I have been pondering about some of the ways our mainstream education system seems to be set up in this country. I’m sure there are lots of good aspects to it but the ones I hear about the most are the elements that make learning difficult for vulnerable children – exam only assessments, test culture, sanctions based on shame, academically focused targets, narrow curriculum, reduced teaching assistants and concentration on weaknesses. Over the next few weeks I will blog on some of these issues and others that come to my attention.

Today I want to consider our preoccupation in education on children’s weaknesses whilst overlooking potential strengths. What do I mean by this? Well if you have a child who is good at sport or music but really struggles in maths we tend to get them to spend all their time on maths so that they can come up to the required standard. I understand why people do this – we do the same as adults in business. We feel that the perfect person is someone who’s good at everything but there isn’t such a person! We are all good at something – some more than others but ALL of us can excel I believe if we spend the time and energy to master a skill that we may be naturally gifted at.

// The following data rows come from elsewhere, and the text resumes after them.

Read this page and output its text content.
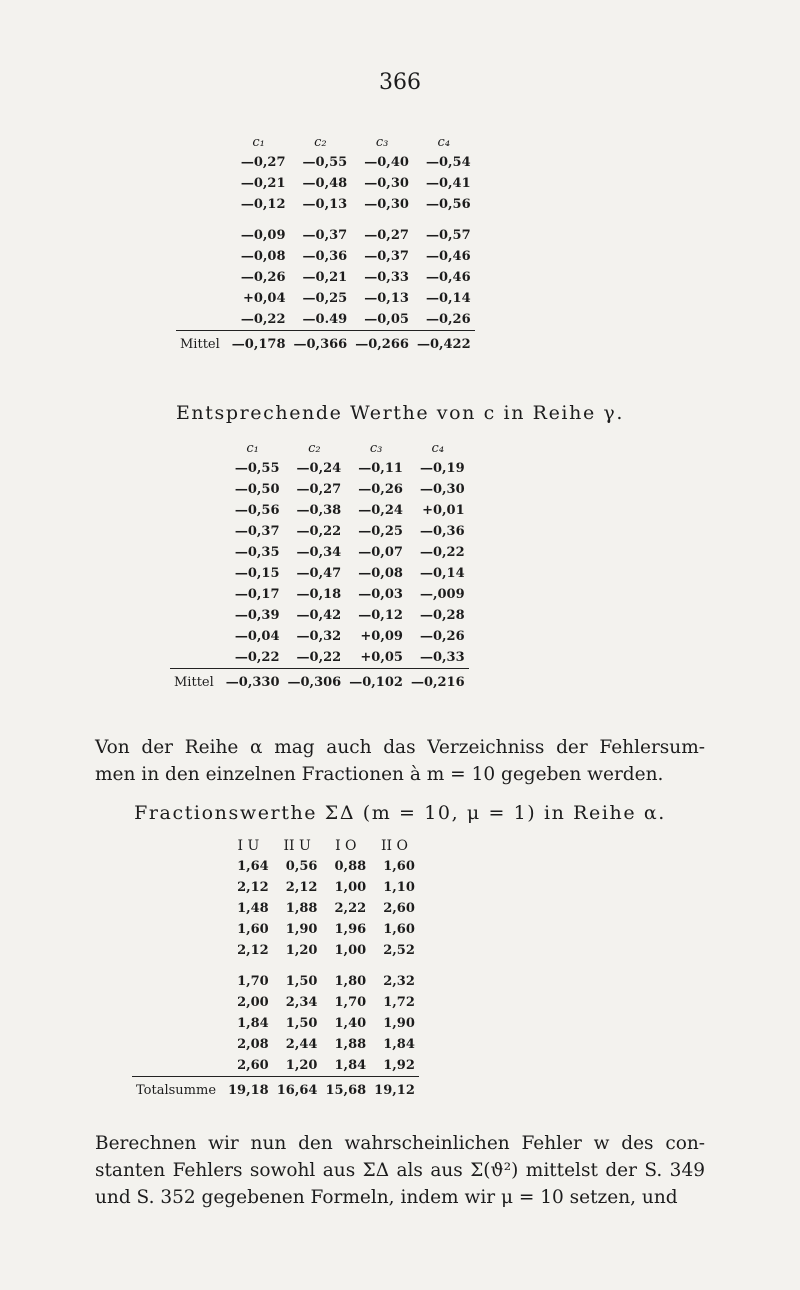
366
	c₁	c₂	c₃	c₄
	—0,27	—0,55	—0,40	—0,54
	—0,21	—0,48	—0,30	—0,41
	—0,12	—0,13	—0,30	—0,56

	—0,09	—0,37	—0,27	—0,57
	—0,08	—0,36	—0,37	—0,46
	—0,26	—0,21	—0,33	—0,46
	+0,04	—0,25	—0,13	—0,14
	—0,22	—0.49	—0,05	—0,26
Mittel	—0,178	—0,366	—0,266	—0,422
Entsprechende Werthe von c in Reihe γ.
	c₁	c₂	c₃	c₄
	—0,55	—0,24	—0,11	—0,19
	—0,50	—0,27	—0,26	—0,30
	—0,56	—0,38	—0,24	+0,01
	—0,37	—0,22	—0,25	—0,36
	—0,35	—0,34	—0,07	—0,22
	—0,15	—0,47	—0,08	—0,14
	—0,17	—0,18	—0,03	—,009
	—0,39	—0,42	—0,12	—0,28
	—0,04	—0,32	+0,09	—0,26
	—0,22	—0,22	+0,05	—0,33
Mittel	—0,330	—0,306	—0,102	—0,216
Von der Reihe α mag auch das Verzeichniss der Fehlersum-
men in den einzelnen Fractionen à m = 10 gegeben werden.
Fractionswerthe ΣΔ (m = 10, μ = 1) in Reihe α.
	I U	II U	I O	II O
	1,64	0,56	0,88	1,60
	2,12	2,12	1,00	1,10
	1,48	1,88	2,22	2,60
	1,60	1,90	1,96	1,60
	2,12	1,20	1,00	2,52

	1,70	1,50	1,80	2,32
	2,00	2,34	1,70	1,72
	1,84	1,50	1,40	1,90
	2,08	2,44	1,88	1,84
	2,60	1,20	1,84	1,92
Totalsumme	19,18	16,64	15,68	19,12
Berechnen wir nun den wahrscheinlichen Fehler w des con-
stanten Fehlers sowohl aus ΣΔ als aus Σ(ϑ²) mittelst der S. 349
und S. 352 gegebenen Formeln, indem wir μ = 10 setzen, und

In education though we seem to want to produce these clones who can all be good at Maths, English, Science etc. An example of this is my middle son – he is gifted in small ball sports such as tennis, cricket, golf. It was noticed in his primary school in about year 4 and then nothing was done to encourage that gift. Whenever sport opportunities came up they would be football, rounders or hockey – which he doesn’t like as he struggles with the team elements to those sports. So instead of finding ways to cultivate his gift in school it was just neglected. We of course have tried to facilitate this out of school which he really enjoys. Now he is in High School the same is happening – they do not notice his gift as the sports are focused towards the more traditional team sports. He also needs a lot of guidance and cajoling to take part in extra curricular activities, due to his insecurities around other children, especially those older than him.

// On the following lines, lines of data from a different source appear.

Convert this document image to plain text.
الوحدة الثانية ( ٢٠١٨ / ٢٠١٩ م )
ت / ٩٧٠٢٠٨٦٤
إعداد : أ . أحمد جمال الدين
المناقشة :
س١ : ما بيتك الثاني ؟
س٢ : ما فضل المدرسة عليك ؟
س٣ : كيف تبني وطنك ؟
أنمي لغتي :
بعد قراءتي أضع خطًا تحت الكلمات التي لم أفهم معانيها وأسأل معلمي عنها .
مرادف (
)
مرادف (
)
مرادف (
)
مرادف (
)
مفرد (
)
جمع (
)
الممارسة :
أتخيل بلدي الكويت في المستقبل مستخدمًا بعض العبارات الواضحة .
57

How brilliant would it be if our schools were targeted on enabling a child to excel in something – anything – sport, drama, dance, woodwork, science, history, languages? We seem to be obsessed with making sure children all grow up the same – flat, bland and mediocre adults who shy away from being the best in one particular area. I’ve seen it in jobs and have experienced it myself now as a business owner – I have gifts and skills in certain areas and I don’t in other areas. In order to get the best from yourself, to be the happiest in your work, you need to do the things you love and are good at as much as possible. The other things you get someone else to do who has strengths in those areas. A book that really helped me in this area was ‘Now discover your strengths’ by Marcus Buckingham. In the book you’re encouraged to do an online profile that gives you your top five strengths. When you focus on these, on making sure you become the best you can in these areas, it means that you are no longer the bland jack of all trades but master of none.

So if you are an educator take a good look at the children you teach this week. What are their natural gifts? Where do they already excel? Instead of ignoring that area and focusing on the areas where they are weaker, why not encourage them to be the very best in that area of strength so that as they grow they have something they can be confident about, something that they can even do as a career, something that will definitely give them happiness and fulfilment.